Can't find model 'en_vectors_web_lg'. It doesn't seem to be a shortcut link, a Python package or a valid path to a data directory.

Hello Prodigy team,

I'm following your tutorial here

and

Could you please help me debug the error in the title? I saw you were debugging it in the past here once, but I'm wasn't able to resolve my problem.

I'm quite sure I have the model installed and linked.

I am able to do

import spacy;
spacy.load('en_core_web_lg');

but not

prodigy train ner my_data en_vectors_web_lg --init-tok2vec ./tok2vec_cd8_model289.bin --output ./tmp_model --eval-split 0.2

I also tried linking to the model directly like this:

 prodigy train ner my_data /Users/Jakub/.pyenv/versions/3.7.7/lib/python3.7/site-packages/spacy/data/en/en_core_web_lg-2.3.1 --init-tok2vec ../tok2vec_cd8_model289.bin --output ./tmp_model --eval-split 0.2
✔ Loaded model
'/Users/Jakub/.pyenv/versions/3.7.7/lib/python3.7/site-packages/spacy/data/en/en_core_web_lg-2.3.1'
Created and merged data for 18 total examples
Using 15 train / 3 eval (split 20%)
Component: ner | Batch size: compounding | Dropout: 0.2 | Iterations: 10
✔ Initializing with tok2vec weights ../tok2vec_cd8_model289.bin

.. but then I'm getting

ValueError: could not broadcast input array from shape (128) into shape (96)

Could you please help?

Best regards,
Jakub

The problem was the model path. I had to change it from

This:

/Users/Jakub/.pyenv/versions/3.7.7/lib/python3.7/site-packages/spacy/data/en/en_core_web_lg-2.3.1 

to this:

/Users/Jakub/.pyenv/versions/3.7.7/lib/python3.7/site-packages/en_core_web_lg/en_core_web_lg-2.3.1

The next issue is unfortunately the shape of data caused by

ValueError: could not broadcast input array from shape (128) into shape (96)

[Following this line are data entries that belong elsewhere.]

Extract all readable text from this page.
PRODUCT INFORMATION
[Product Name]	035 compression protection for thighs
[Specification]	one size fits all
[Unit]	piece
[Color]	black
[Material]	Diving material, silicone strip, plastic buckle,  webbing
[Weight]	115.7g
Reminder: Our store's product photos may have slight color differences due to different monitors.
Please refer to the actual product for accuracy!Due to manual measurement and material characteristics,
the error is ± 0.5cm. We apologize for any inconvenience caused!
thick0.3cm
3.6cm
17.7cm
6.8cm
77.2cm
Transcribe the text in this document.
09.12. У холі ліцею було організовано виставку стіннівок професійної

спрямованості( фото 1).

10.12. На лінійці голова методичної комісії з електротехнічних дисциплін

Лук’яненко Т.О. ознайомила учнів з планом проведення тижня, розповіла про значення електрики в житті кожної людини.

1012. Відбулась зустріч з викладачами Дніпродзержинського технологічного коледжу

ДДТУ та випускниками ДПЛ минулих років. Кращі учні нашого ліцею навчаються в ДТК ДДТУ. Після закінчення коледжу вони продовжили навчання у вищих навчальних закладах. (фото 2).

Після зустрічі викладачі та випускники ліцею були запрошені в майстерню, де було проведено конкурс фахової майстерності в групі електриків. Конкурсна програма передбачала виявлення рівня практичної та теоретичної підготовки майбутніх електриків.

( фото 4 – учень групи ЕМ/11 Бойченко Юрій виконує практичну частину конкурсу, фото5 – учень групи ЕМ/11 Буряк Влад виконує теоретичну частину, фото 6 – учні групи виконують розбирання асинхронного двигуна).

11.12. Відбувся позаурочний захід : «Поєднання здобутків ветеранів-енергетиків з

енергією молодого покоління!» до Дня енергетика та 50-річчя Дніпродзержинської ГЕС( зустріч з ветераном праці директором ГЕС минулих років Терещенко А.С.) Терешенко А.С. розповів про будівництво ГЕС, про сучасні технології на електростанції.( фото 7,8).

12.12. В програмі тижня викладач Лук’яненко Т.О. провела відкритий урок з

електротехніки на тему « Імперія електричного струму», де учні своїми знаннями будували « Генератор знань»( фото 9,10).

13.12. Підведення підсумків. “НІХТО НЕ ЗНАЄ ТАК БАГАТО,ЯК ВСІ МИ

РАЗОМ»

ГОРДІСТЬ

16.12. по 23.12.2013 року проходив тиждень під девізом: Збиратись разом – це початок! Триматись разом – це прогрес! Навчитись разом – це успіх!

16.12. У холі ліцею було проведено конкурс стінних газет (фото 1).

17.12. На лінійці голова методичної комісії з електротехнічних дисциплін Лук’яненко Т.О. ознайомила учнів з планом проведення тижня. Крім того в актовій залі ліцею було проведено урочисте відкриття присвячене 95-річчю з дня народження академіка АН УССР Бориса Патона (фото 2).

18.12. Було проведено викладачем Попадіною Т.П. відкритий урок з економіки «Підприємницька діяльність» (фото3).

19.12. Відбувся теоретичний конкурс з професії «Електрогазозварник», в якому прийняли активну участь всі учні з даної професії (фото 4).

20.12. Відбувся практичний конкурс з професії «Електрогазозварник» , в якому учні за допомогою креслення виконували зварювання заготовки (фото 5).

I noticed that some people have reported a similar problem on this forum with a common solution to use the LG model instead of SM. But as I'm using the LG model, I'm wondering what I'm doing wrong.

Solved. I was using the wrong model. Use the en_vectors_web_lg

python -m spacy download en_vectors_web_lg

For the team reference where I think it went sideways:

If you click on the model to download en_vectors_web_lg, it opens "https://spacy.io/models/en#en_vectors_web_lg", notice the anchor #en_vectors_web_lg. But the model is not on the webpage. As the LG is the key differentiator when it comes to the models, I concentrated on finding LG and discarded the remainder of the model name.

Maybe this will help to somebody.

Oh, thanks for the heads-up and sorry about the confusion! I We previously had the vectors-only models on the same page as the pretrained core models, but then moved them to the "starter models" page: English · spaCy Models Documentation This is a better fit, because the vectors are really just vectors you can train on top of and bootstrap your models with – but I guess we forgot to update the link in the README.